A family built around two parents has many advantages. Two-parent families are statistically less likely to be poor. They are also less likely to suffer addictions or engage in criminal behavior. Children who grow up in homes where both mom and dad live under one roof have a greater chance to live successful, well-adjusted lives and create stable familial relationships for themselves.

This is not to say that children who grow up in one-parent homes are doomed to miserable lives, but it’s hard to deny that the opportunity for a better life takes a lot more work. One-parent households are predominantly lower income, less educated, and more susceptible to crime and drug problems.

Sociologists, economists, and politicians have struggled for years to find ways to alleviate the inequities dealt to one-parent households. Potential solutions abound, but those suggested by Dr. Christina Cross, a postdoctoral fellow at Harvard University, ignore the core issue and risk making matters worse.

In a shockingly obtuse New York Times op-ed last month, Cross claimed that for black Americans the problem is not a lack of two parents under one roof, but, rather, it’s a lack of access to resources compared to white one-parent families. In other words, more taxpayer money will fix it.

Cross points out that black one-parent households have a tougher time than white one-parent households when it comes to getting and maintaining jobs, obtaining a good education, owning property, and so forth. She then makes the cognitive leap that access to resources alone is the problem for one-parent black families because one-parent white families perform statistically better in these areas. The power of a two-parent household among blacks is “a myth” according to Cross. Rather than stepping back and looking at the larger issues that face all one-parent families, Cross chooses to make a racial divide and drive home the tired leftist narrative about a racist system that has it in for black families.

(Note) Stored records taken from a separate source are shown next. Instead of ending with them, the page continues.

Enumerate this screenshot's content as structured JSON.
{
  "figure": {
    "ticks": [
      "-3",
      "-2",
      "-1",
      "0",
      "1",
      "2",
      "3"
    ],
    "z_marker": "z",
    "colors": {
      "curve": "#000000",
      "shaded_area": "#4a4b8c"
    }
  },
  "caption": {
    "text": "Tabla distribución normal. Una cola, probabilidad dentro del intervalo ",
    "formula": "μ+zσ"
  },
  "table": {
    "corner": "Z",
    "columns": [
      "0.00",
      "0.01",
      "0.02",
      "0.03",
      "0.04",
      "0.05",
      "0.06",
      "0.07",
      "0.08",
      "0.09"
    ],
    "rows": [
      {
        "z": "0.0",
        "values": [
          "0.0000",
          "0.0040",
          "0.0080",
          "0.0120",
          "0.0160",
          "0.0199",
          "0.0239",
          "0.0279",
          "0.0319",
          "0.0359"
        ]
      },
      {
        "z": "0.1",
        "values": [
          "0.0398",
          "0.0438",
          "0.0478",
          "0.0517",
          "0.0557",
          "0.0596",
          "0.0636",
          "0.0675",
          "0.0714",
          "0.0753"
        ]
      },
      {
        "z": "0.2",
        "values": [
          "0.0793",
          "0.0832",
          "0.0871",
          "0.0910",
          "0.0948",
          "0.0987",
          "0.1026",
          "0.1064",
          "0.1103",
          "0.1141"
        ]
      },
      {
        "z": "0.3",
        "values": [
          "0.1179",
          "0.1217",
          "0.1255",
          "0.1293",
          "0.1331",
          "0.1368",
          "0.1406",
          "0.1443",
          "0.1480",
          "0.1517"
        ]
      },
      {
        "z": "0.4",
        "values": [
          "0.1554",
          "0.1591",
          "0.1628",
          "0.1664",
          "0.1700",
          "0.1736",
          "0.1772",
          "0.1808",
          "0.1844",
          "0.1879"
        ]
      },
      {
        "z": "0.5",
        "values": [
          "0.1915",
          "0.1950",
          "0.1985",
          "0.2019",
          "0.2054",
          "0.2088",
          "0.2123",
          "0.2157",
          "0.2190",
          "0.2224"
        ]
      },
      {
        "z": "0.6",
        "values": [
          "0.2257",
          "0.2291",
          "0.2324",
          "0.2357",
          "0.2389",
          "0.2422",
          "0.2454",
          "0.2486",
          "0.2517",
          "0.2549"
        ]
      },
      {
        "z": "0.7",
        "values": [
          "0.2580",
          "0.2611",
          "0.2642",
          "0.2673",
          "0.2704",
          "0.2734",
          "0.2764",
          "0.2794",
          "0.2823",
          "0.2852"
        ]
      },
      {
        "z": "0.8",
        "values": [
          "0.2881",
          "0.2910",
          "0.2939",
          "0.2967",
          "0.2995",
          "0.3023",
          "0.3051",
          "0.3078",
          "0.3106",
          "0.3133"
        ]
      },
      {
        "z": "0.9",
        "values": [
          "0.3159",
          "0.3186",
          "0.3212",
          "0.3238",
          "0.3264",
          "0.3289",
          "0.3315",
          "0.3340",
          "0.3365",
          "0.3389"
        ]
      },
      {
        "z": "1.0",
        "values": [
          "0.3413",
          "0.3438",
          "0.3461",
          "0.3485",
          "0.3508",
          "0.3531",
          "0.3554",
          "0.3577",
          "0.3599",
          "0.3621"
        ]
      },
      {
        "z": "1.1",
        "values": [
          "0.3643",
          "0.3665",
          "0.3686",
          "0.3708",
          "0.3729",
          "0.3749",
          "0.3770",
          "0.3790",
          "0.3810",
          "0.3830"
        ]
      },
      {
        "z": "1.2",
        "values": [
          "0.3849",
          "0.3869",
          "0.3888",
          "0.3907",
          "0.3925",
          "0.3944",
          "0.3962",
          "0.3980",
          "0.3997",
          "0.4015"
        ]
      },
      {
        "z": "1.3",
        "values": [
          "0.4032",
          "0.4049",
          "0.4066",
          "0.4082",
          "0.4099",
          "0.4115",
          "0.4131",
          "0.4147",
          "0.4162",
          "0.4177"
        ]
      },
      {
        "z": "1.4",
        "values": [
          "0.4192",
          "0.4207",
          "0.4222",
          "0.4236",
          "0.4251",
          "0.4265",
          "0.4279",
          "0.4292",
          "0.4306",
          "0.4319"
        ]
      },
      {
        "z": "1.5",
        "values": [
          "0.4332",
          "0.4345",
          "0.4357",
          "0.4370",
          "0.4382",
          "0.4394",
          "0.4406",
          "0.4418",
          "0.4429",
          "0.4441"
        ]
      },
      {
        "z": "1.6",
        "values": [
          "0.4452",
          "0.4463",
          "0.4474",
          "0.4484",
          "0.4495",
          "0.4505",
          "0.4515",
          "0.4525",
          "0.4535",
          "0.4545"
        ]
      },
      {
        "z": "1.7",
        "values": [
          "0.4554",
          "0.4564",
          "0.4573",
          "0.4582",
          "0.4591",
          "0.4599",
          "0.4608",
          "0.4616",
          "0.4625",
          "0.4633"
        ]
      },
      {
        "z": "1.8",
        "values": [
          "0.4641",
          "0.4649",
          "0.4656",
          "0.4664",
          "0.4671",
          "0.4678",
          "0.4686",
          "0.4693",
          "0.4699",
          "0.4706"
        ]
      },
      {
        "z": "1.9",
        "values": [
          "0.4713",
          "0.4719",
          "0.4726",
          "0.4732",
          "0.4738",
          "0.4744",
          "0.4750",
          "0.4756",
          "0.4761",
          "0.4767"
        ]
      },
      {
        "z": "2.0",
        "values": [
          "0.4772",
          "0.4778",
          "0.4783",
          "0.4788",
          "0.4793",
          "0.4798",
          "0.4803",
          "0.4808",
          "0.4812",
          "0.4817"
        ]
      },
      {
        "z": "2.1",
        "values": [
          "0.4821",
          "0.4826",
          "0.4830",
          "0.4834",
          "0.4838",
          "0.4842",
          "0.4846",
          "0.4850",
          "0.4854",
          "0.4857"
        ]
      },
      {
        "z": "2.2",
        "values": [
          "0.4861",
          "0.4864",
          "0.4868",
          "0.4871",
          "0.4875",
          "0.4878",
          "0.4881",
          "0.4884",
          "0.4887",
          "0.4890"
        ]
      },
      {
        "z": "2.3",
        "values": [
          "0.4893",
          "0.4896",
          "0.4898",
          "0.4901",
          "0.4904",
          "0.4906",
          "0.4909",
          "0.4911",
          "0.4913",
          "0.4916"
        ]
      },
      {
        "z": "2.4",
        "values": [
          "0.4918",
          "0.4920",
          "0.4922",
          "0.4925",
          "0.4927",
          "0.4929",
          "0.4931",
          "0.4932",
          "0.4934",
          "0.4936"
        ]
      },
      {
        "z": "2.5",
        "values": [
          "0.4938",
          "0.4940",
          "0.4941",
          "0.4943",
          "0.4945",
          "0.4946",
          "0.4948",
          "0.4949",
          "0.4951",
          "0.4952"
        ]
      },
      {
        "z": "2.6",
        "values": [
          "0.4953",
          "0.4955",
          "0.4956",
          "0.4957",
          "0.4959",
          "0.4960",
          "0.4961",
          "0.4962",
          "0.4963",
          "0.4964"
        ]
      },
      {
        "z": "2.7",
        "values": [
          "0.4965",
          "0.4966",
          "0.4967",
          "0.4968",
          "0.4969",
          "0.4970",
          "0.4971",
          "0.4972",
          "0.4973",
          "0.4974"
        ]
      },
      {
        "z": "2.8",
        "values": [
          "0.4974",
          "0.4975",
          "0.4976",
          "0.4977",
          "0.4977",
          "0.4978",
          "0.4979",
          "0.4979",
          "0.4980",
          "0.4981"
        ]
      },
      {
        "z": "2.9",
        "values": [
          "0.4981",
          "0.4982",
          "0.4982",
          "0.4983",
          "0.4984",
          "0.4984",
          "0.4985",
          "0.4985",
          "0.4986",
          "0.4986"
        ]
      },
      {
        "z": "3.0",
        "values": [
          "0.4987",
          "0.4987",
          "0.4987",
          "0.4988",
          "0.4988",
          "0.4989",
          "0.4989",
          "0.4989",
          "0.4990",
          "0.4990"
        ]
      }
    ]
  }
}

Perhaps one-parent white families do perform statistically better than one-parent black families across all of Cross’s data points, but what difference does that make? White or black, they are still more likely to be poor, less educated, and more susceptible to a tougher life.

Ian Rowe, senior visiting fellow at the Thomas B. Fordham Institute, takes Cross to task for her misguided analysis. Rowe points to data from the National Center for Education Statistics that shows the proportion of black children living in poverty decreases from 45% for mother-only households and 36% for father-only households to 12% for two-parent households.

Rowe also questions how Cross narrowly cites evidence to play down the importance of two-parent households for blacks while ignoring the broader issue of family structure for children of all races. Why does the problem have to be confined to one race? Non-marital births among white women under 24 numbered 238,000 in 2018, far higher than any other racial cohort.

Cross is right to be concerned about the issue of single-parent families, but by choosing to make a racial argument, she makes it that much more difficult to implement the real solution: A more stable family structure benefitting all children, no matter their skin color.